- Genre: Drama War
- Written by: Stanley R. Greenberg
- Directed by: Anthony Page
- Starring: Hal Holbrook Ronny Cox Andrew Duggan
- Music by: Laurence Rosenthal
- Country of origin: United States
- Original language: English

Production
- Producer: Herbert Brodkin
- Cinematography: Roz Bigelow Everett Melosh
- Editor: Alfred Muller
- Running time: 100 minutes
- Production company: Titus Productions

Original release
- Network: ABC
- Release: March 29, 1973

= Pueblo (film) =

Pueblo is a 1973 American made-for-television war drama film starring Hal Holbrook, Ronny Cox and Andrew Duggan. It originally aired on ABC on March 29, 1973 as part of the network's ABC Theater series. Essentially a videotaped stage production, Pueblo was the story of the capture and imprisonment of the crew of USS Pueblo, a US Navy vessel captured while spying off the coast of North Korea, in 1968.

The production starred Hal Holbrook as Captain Lloyd Bucher, commanding officer of Pueblo. The structure of the play consists of Captain Bucher answering questions of two tribunals, with the scene switching back and forth between his interrogations by the North Koreans and the inquiry by the US Navy (after his return) into his possible misconduct in the Pueblo Incident. As Bucher describes incidents during the capture of the ship and during the crew's subsequent captivity, the viewer is shown re-enactments of the same.
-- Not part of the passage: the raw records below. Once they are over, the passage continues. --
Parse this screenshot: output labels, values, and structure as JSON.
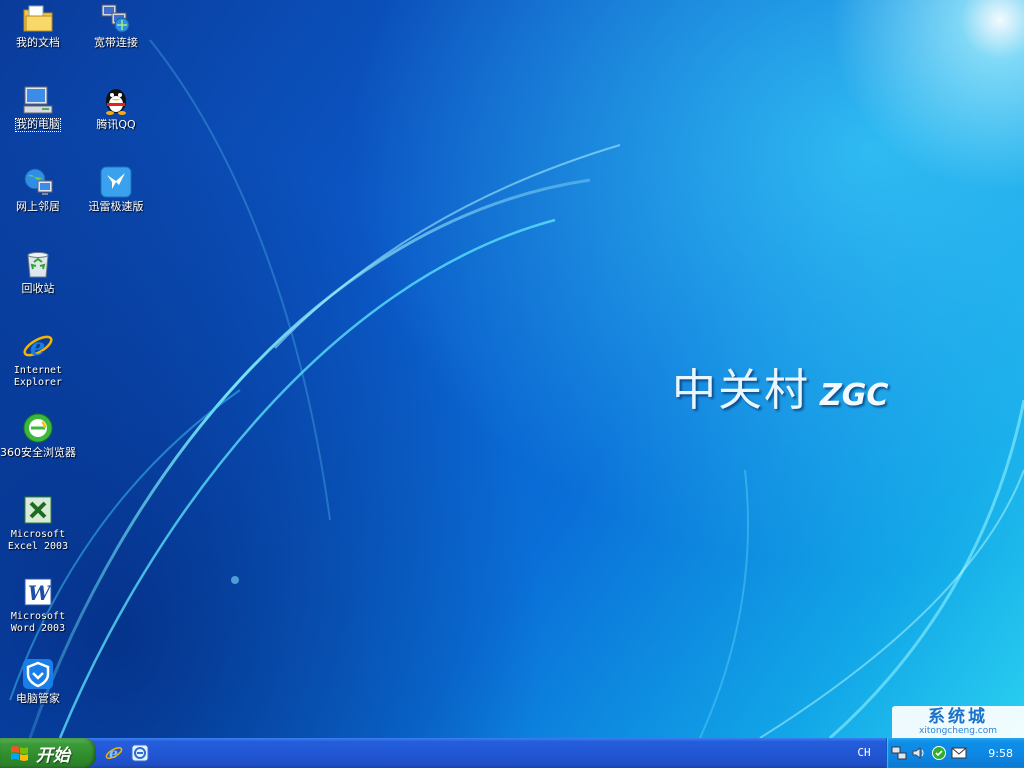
{
  "desktop_icons": [
    {
      "label": "我的文档",
      "icon": "my-documents-icon"
    },
    {
      "label": "宽带连接",
      "icon": "broadband-connection-icon"
    },
    {
      "label": "我的电脑",
      "icon": "my-computer-icon",
      "selected": true
    },
    {
      "label": "腾讯QQ",
      "icon": "qq-penguin-icon"
    },
    {
      "label": "网上邻居",
      "icon": "network-places-icon"
    },
    {
      "label": "迅雷极速版",
      "icon": "thunder-icon"
    },
    {
      "label": "回收站",
      "icon": "recycle-bin-icon"
    },
    {
      "label": "Internet\nExplorer",
      "icon": "internet-explorer-icon"
    },
    {
      "label": "360安全浏览器",
      "icon": "360-browser-icon"
    },
    {
      "label": "Microsoft\nExcel 2003",
      "icon": "excel-icon"
    },
    {
      "label": "Microsoft\nWord 2003",
      "icon": "word-icon"
    },
    {
      "label": "电脑管家",
      "icon": "pc-manager-shield-icon"
    }
  ],
  "wallpaper": {
    "brand_cn": "中关村",
    "brand_en": "ZGC"
  },
  "watermark": {
    "main": "系统城",
    "sub": "xitongcheng.com"
  },
  "taskbar": {
    "start_label": "开始",
    "quick_launch": [
      "internet-explorer-icon",
      "360-browser-icon"
    ],
    "language": "CH",
    "tray_icons": [
      "network-icon",
      "volume-icon",
      "security-icon",
      "mail-icon"
    ],
    "clock": "9:58"
  },
  "colors": {
    "taskbar_blue": "#245edb",
    "start_green": "#3c9b39",
    "tray_blue": "#0c87e3"
  }
}
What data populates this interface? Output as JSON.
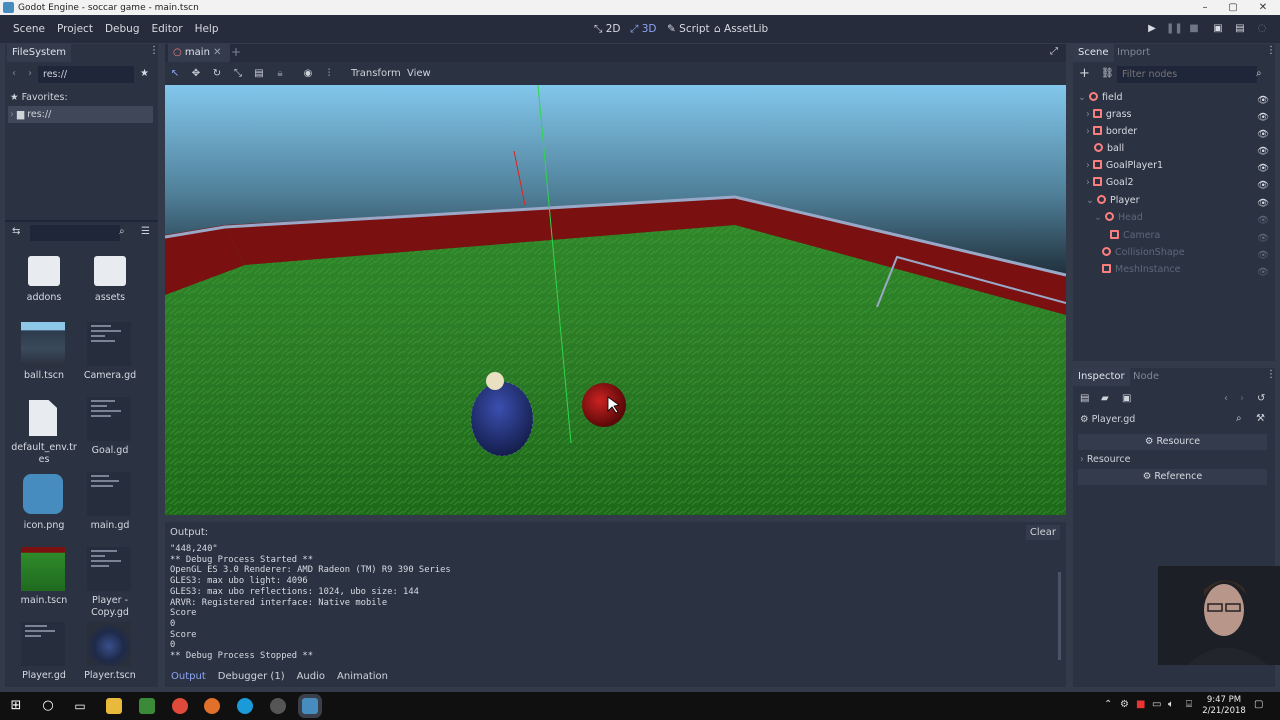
{
  "window": {
    "title": "Godot Engine - soccar game - main.tscn"
  },
  "menu": {
    "items": [
      "Scene",
      "Project",
      "Debug",
      "Editor",
      "Help"
    ]
  },
  "workspaces": {
    "w2d": "2D",
    "w3d": "3D",
    "script": "Script",
    "assetlib": "AssetLib"
  },
  "filesystem": {
    "tab": "FileSystem",
    "path": "res://",
    "favorites_label": "Favorites:",
    "root_label": "res://",
    "files": [
      {
        "name": "addons",
        "kind": "folder"
      },
      {
        "name": "assets",
        "kind": "folder"
      },
      {
        "name": "ball.tscn",
        "kind": "scene"
      },
      {
        "name": "Camera.gd",
        "kind": "script"
      },
      {
        "name": "default_env.tres",
        "kind": "resource"
      },
      {
        "name": "Goal.gd",
        "kind": "script"
      },
      {
        "name": "icon.png",
        "kind": "image"
      },
      {
        "name": "main.gd",
        "kind": "script"
      },
      {
        "name": "main.tscn",
        "kind": "scene"
      },
      {
        "name": "Player - Copy.gd",
        "kind": "script"
      },
      {
        "name": "Player.gd",
        "kind": "script"
      },
      {
        "name": "Player.tscn",
        "kind": "scene"
      }
    ]
  },
  "editor_tab": {
    "name": "main"
  },
  "viewport_toolbar": {
    "transform": "Transform",
    "view": "View"
  },
  "output": {
    "title": "Output:",
    "clear": "Clear",
    "lines": "\"448,240\"\n** Debug Process Started **\nOpenGL ES 3.0 Renderer: AMD Radeon (TM) R9 390 Series\nGLES3: max ubo light: 4096\nGLES3: max ubo reflections: 1024, ubo size: 144\nARVR: Registered interface: Native mobile\nScore\n0\nScore\n0\n** Debug Process Stopped **"
  },
  "bottom_tabs": {
    "output": "Output",
    "debugger": "Debugger (1)",
    "audio": "Audio",
    "animation": "Animation"
  },
  "scene": {
    "tab": "Scene",
    "import_tab": "Import",
    "filter_placeholder": "Filter nodes",
    "nodes": [
      {
        "name": "field",
        "indent": 0
      },
      {
        "name": "grass",
        "indent": 1
      },
      {
        "name": "border",
        "indent": 1
      },
      {
        "name": "ball",
        "indent": 1
      },
      {
        "name": "GoalPlayer1",
        "indent": 1
      },
      {
        "name": "Goal2",
        "indent": 1
      },
      {
        "name": "Player",
        "indent": 1
      },
      {
        "name": "Head",
        "indent": 2
      },
      {
        "name": "Camera",
        "indent": 3
      },
      {
        "name": "CollisionShape",
        "indent": 2
      },
      {
        "name": "MeshInstance",
        "indent": 2
      }
    ]
  },
  "inspector": {
    "tab": "Inspector",
    "node_tab": "Node",
    "object": "Player.gd",
    "resource_btn": "Resource",
    "resource_section": "Resource",
    "reference_btn": "Reference"
  },
  "clock": {
    "time": "9:47 PM",
    "date": "2/21/2018"
  },
  "colors": {
    "accent": "#8da5f3",
    "node_red": "#fc7f7f",
    "sky": "#7ec4ea",
    "grass": "#2f8a2a",
    "wall": "#7a1010"
  }
}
At the 26th Primetime Emmy Awards, the program and its performers were nominated for seven awards and at the ceremony on May 28, 1974, won five. Holbrook won two Emmy Awards for his performance in Pueblo, one as Best Lead Actor in a Drama and another for Actor of the Year. Director Anthony Page was nominated for Best Director in Drama a Single Program but did not win. The program won technical awards for Film Sound Editing, Film or Tape Sound Mixing, Video Tape Editing, and was nominated for Technical Direction and Electronic Camerawork. Pueblo received critical praise, with the New York Times stating, "Pueblo succeeds powerfully as television".